The discs looked the same on either side: perfectly flat and smooth. They didn’t look like they would glide very far like an actual Frisbee, but if thrown at the right angle, they looked like they’d do great at skipping on the water. “So how do these work?” I asked. “Do we throw them to the other side of the river, and then they magically teleport us to where they landed?”
Bohriam shook his head. “Just follow my lead.”
He placed his waterhopper on the edge of the river, halfway into the water, and I did the same. Then he manifested his kickass lightning sword again, revved it up (or gently poured some mana into it, I don’t know) until it had a good aura of static about it, and then he touched the tip of the sword to each waterhopper disc, one after the other.
The discs became infused with electrical energy and rose up a couple centimeters from the ground like we were in full-on maglev territory. Bohriam casually stepped onto his disc, and it supported his weight effortlessly without sinking back down.
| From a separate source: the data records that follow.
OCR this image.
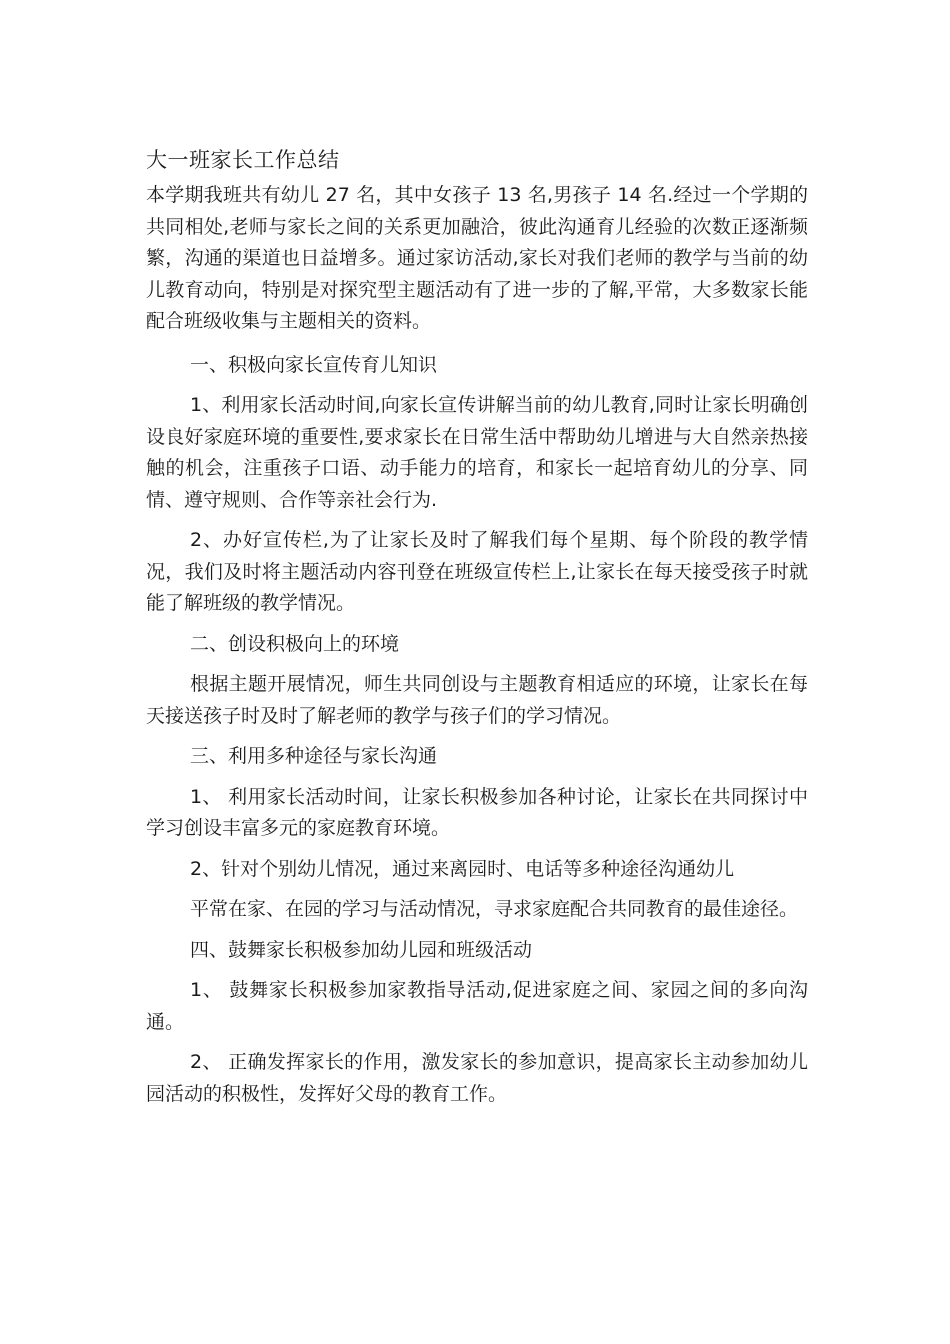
大一班家长工作总结

本学期我班共有幼儿 27 名，其中女孩子 13 名,男孩子 14 名.经过一个学期的共同相处,老师与家长之间的关系更加融洽，彼此沟通育儿经验的次数正逐渐频繁，沟通的渠道也日益增多。通过家访活动,家长对我们老师的教学与当前的幼儿教育动向，特别是对探究型主题活动有了进一步的了解,平常，大多数家长能配合班级收集与主题相关的资料。

一、积极向家长宣传育儿知识

1、利用家长活动时间,向家长宣传讲解当前的幼儿教育,同时让家长明确创设良好家庭环境的重要性,要求家长在日常生活中帮助幼儿增进与大自然亲热接触的机会，注重孩子口语、动手能力的培育，和家长一起培育幼儿的分享、同情、遵守规则、合作等亲社会行为.

2、办好宣传栏,为了让家长及时了解我们每个星期、每个阶段的教学情况，我们及时将主题活动内容刊登在班级宣传栏上,让家长在每天接受孩子时就能了解班级的教学情况。

二、创设积极向上的环境

根据主题开展情况，师生共同创设与主题教育相适应的环境，让家长在每天接送孩子时及时了解老师的教学与孩子们的学习情况。

三、利用多种途径与家长沟通

1、 利用家长活动时间，让家长积极参加各种讨论，让家长在共同探讨中学习创设丰富多元的家庭教育环境。

2、针对个别幼儿情况，通过来离园时、电话等多种途径沟通幼儿

平常在家、在园的学习与活动情况，寻求家庭配合共同教育的最佳途径。

四、鼓舞家长积极参加幼儿园和班级活动

1、 鼓舞家长积极参加家教指导活动,促进家庭之间、家园之间的多向沟通。

2、 正确发挥家长的作用，激发家长的参加意识，提高家长主动参加幼儿园活动的积极性，发挥好父母的教育工作。
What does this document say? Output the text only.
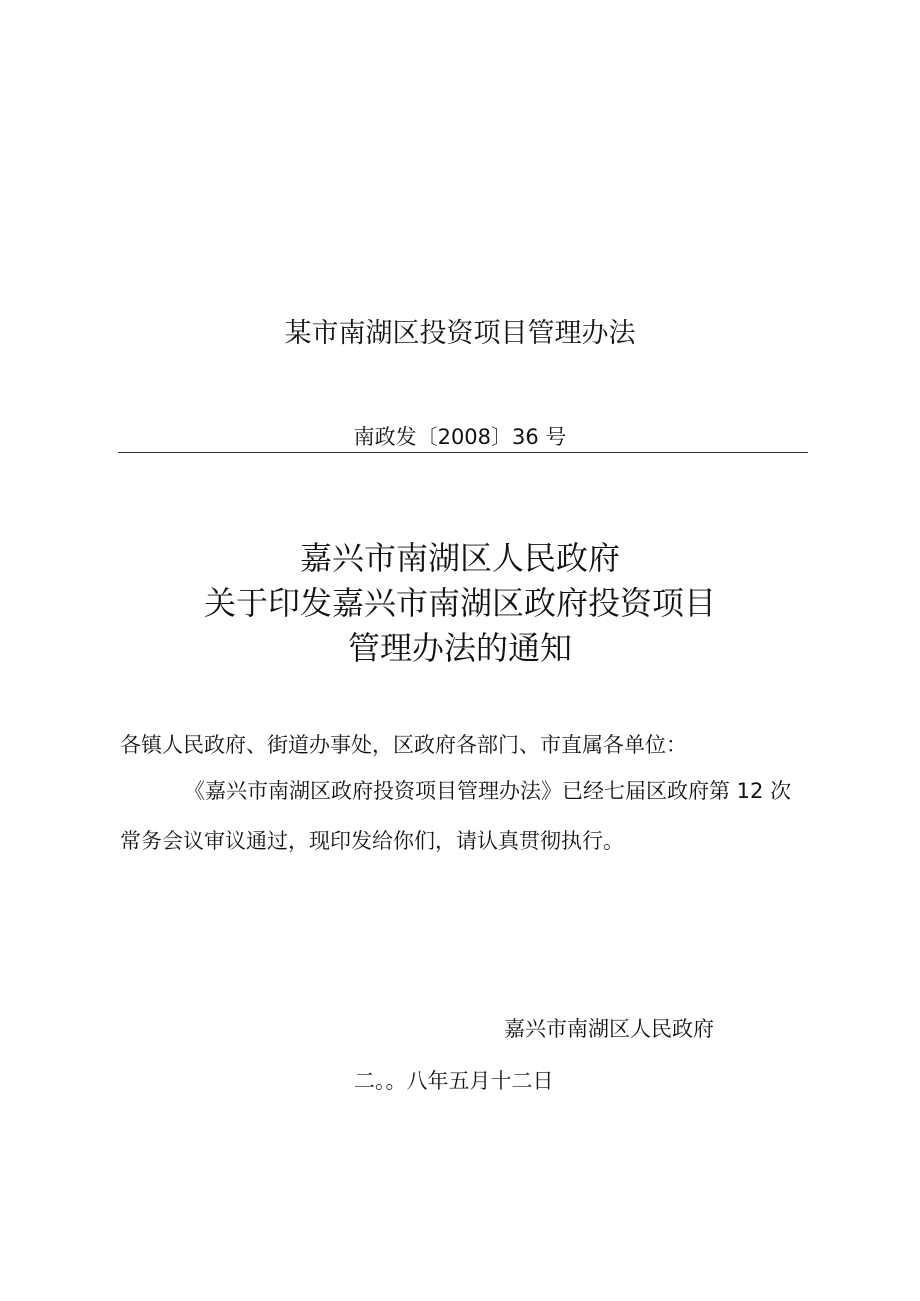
某市南湖区投资项目管理办法
南政发〔2008〕36 号
嘉兴市南湖区人民政府
关于印发嘉兴市南湖区政府投资项目
管理办法的通知
各镇人民政府、街道办事处，区政府各部门、市直属各单位：
《嘉兴市南湖区政府投资项目管理办法》已经七届区政府第 12 次
常务会议审议通过，现印发给你们，请认真贯彻执行。
嘉兴市南湖区人民政府
二。。八年五月十二日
There was a time in my life when such a display would have blown my mind the fuck open. Dude just used a sword as a battery for a magic levitating trash can lid. But I have only so much capacity to be surprised, and I had already hit my limit for the day. So when Bohriam said “Hop on,” I just rolled with it and hopped onto my waterhopper, mentally adding waterhoppers to my List of Things to Think “What the Fuck” About Later. It was a pretty long list already.
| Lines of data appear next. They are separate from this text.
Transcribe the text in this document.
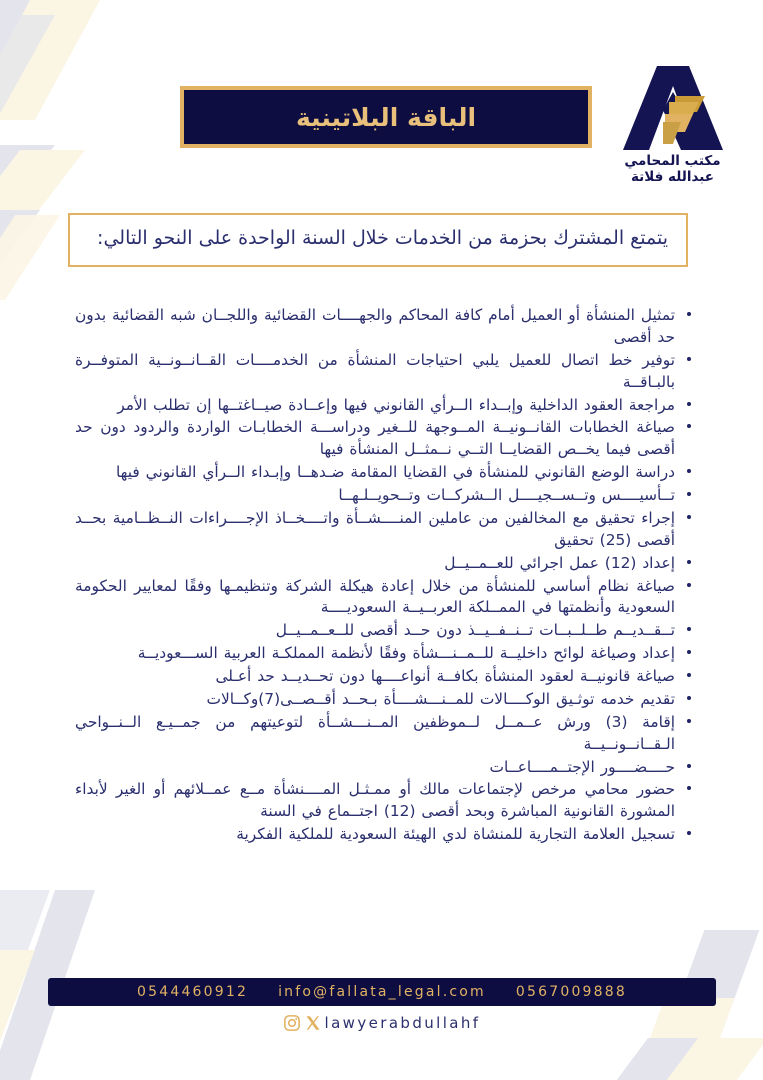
الباقة البلاتينية
مكتب المحامي
عبدالله فلاتة
يتمتع المشترك بحزمة من الخدمات خلال السنة الواحدة على النحو التالي:
تمثيل المنشأة أو العميل أمام كافة المحاكم والجهــــات القضائية واللجــان شبه القضائية بدون حد أقصى
توفير خط اتصال للعميل يلبي احتياجات المنشأة من الخدمــــات القــانــونــية المتوفــرة بالبـاقــة
مراجعة العقود الداخلية وإبــداء الــرأي القانوني فيها وإعــادة صيــاغتــها إن تطلب الأمر
صياغة الخطابات القانــونيــة المــوجهة للــغير ودراســـة الخطابـات الواردة والردود دون حد أقصى فيما يخــص القضايــا التــي نــمثــل المنشأة فيها
دراسة الوضع القانوني للمنشأة في القضايا المقامة ضـدهــا وإبـداء الــرأي القانوني فيها
تــأسيــــس وتــســجيــــل الــشركــات وتــحويــلـهــا
إجراء تحقيق مع المخالفين من عاملين المنــــشــأة واتــــخــاذ الإجــــراءات النــظــامية بحــد أقصى (25) تحقيق
إعداد (12) عمل اجرائي للعــمــيــل
صياغة نظام أساسي للمنشأة من خلال إعادة هيكلة الشركة وتنظيمـها وفقًا لمعايير الحكومة السعودية وأنظمتها في الممــلكة العربــيــة السعوديــــة
تــقــديــم طــلــبــات تــنــفــيــذ دون حــد أقصى للــعــمــيــل
إعداد وصياغة لوائح داخليــة للــمــنـــشأة وفقًا لأنظمة المملكـة العربية الســـعوديــة
صياغة قانونيــة لعقود المنشأة بكافــة أنواعــــها دون تحــديــد حد أعـلى
تقديم خدمه توثـيق الوكــــالات للمــنـــشــــأة بـحــد أقــصــى(7)وكــالات
إقامة (3) ورش عــمــل لــموظفين المــنـــشــأة لتوعيتهم من جمــيـع الــنــواحي الـقــانــونــيــة
حــــضــــور الإجتــمــــاعــات
حضور محامي مرخص لإجتماعات مالك أو ممـثـل المــــنشأة مــع عمــلائهم أو الغير لأبداء المشورة القانونية المباشرة وبحد أقصى (12) اجتــماع في السنة
تسجيل العلامة التجارية للمنشاة لدي الهيئة السعودية للملكية الفكرية
0567009888
info@fallata_legal.com
0544460912
lawyerabdullahf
But then Bohriam T-posed and began piloting his disc around by leaning forward like on a Segway. Limit broken.
“What the fuck are you doing?” I asked.
Bohriam tilted his arms to turn back around to me. “You need to hold your arms up like this to move it. Basic waterhopper Artifacts read your posture and intent to know how to move.”
“Seriously?” I didn’t know whether to laugh or be dumbfounded. Inventing an entirely new emotion was starting to look like a good option, too.
“Well, with these models, yeah. If you’re a racer you can get one with the posture safety-lock turned off, but for amateurs like us, it’s just easier this way. Come on, Gostrey is only a few minutes downstream.” He arm-tilted his way back around, and I realized it looked like he was pretending to be an airplane, and my reaction to waterhoppers instantly fell squarely on the laugh side.
But you know what? I was a stranger in a strange land. Whatever customs and culture I knew clearly did not apply here. If this was an acceptable mode of transportation for these people, I could roll with it. I bit back on my laughter and raised my arms like Bohriam. I willed myself forward, and the waterhopper brought me out onto the water.
And lo, I followed my T-posing savior down the River Styx, standing atop my magic levitating telepathic trash can lid.